As medidas visam tanto punir a conduta abusiva quanto proteger a lealdade e eficiência do sistema judicial e envolvem multa que varia entre 1% e 10% do valor da causa devidamente corrigida, pagamento de indenização por perdas e danos para a parte prejudicada, pagamento de honorários advocatícios da outra parte e despesas processuais, e até mesmo pagamento de indenização por danos morais.
Mentiras mais comuns

Há casos de falsificações ou apresentação de documentos falsos, como atestados médicos; reivindicação de benefícios não devidos sem comprovação clara, e até mesmo casos de trabalhadores que fazem uso de atestado médico no ambiente de trabalho, mas apresentam vida social incompatível com o problema de saúde que dizem possuir.
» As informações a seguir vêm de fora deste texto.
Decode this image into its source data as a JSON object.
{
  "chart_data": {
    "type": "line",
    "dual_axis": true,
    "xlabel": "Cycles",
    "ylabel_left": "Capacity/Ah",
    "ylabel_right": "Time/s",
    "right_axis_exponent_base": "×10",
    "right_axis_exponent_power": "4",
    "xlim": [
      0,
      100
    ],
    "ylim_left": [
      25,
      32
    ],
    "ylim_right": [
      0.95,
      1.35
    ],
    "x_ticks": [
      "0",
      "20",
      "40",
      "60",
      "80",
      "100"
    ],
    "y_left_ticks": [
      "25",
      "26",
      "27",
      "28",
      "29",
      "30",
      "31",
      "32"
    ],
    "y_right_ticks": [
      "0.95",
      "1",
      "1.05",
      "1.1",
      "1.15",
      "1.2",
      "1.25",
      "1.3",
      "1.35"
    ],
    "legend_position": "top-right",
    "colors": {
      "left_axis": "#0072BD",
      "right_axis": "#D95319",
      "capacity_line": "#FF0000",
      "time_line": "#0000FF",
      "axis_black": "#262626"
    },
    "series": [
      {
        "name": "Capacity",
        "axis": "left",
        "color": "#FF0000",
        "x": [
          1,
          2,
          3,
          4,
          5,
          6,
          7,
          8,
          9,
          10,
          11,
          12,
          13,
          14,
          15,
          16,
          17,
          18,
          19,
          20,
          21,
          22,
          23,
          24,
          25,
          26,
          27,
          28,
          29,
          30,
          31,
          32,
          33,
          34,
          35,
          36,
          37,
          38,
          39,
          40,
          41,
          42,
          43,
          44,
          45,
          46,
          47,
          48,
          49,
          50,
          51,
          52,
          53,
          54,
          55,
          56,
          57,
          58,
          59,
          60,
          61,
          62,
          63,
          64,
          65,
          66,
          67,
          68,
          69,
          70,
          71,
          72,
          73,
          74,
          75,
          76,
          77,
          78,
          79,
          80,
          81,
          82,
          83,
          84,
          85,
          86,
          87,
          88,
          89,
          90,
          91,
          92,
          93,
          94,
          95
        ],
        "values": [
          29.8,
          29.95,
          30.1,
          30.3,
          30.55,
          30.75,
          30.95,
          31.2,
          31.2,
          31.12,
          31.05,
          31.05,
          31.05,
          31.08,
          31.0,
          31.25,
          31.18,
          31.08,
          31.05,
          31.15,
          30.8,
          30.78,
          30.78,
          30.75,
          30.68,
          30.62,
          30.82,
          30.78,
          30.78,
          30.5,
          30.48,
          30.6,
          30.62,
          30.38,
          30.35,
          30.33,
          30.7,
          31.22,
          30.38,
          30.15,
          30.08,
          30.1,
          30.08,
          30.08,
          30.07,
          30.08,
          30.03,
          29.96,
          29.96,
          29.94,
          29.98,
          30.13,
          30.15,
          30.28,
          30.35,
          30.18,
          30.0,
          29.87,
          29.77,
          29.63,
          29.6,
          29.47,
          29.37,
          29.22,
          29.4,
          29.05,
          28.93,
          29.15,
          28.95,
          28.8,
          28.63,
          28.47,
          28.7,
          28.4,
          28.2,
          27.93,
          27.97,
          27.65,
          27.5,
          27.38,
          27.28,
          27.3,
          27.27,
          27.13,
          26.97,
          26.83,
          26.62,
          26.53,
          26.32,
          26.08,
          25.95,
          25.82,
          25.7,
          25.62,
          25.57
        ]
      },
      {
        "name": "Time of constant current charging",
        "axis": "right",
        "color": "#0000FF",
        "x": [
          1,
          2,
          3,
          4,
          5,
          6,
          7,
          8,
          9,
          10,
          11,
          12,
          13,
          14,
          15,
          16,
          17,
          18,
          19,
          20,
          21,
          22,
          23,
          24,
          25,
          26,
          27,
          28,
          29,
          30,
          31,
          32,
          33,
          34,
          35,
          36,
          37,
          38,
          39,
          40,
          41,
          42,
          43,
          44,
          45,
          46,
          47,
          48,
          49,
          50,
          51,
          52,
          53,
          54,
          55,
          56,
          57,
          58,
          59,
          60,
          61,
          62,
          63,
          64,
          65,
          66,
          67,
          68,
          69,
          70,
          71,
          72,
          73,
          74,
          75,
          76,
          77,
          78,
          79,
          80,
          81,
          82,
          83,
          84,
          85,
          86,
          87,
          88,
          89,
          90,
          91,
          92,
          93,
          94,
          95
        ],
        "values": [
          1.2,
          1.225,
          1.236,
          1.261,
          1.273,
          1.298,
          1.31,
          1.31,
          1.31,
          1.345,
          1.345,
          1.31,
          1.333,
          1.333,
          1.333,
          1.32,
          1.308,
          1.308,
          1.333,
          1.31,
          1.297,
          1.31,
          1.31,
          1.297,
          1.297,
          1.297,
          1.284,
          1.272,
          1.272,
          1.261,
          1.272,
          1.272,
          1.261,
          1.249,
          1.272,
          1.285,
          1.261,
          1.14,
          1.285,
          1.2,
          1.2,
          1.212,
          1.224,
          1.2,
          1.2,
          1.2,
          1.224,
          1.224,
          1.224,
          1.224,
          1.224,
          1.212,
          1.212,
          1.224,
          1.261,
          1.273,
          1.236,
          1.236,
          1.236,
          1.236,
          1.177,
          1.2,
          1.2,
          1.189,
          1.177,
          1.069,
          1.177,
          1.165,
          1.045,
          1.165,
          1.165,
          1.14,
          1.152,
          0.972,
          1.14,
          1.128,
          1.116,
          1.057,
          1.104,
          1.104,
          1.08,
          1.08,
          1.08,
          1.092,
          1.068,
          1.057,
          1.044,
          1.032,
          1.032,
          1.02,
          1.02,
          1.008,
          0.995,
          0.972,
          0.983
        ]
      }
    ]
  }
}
Outra situação é mentir sobre o estado do contrato de trabalho.
Outros casos
Horas extras
Um trabalhador ajuizou ação na Justiça pedindo horas extras, afirmando que registrava o ponto e continuava trabalhando, mas foi desmascarado pelo geolocalizador de celular, que demonstrou que ele não estava na empresa após os horários alegados como fim de expediente.
Ele foi condenado ao pagamento de multas por litigância de má-fé e ato atentatório à dignidade da Justiça, cujos valores não foram divulgados.
Assinatura

Um ex-copeiro de restaurante ajuizou ação trabalhista alegando dispensa injusta, negando ter assinado documentos que comprovavam faltas.
Após perícia grafotécnica, ficou comprovado que ele assinou os documentos e apresentou atestado médico fraudado.
Comprovada a má-fé e deslealdade processual, foi negada a justiça gratuita ao trabalhador e ele foi condenado por litigância de má-fé, que inclui multa de 5% do valor da causa (R$ 3.132,04) e pagamento da perícia.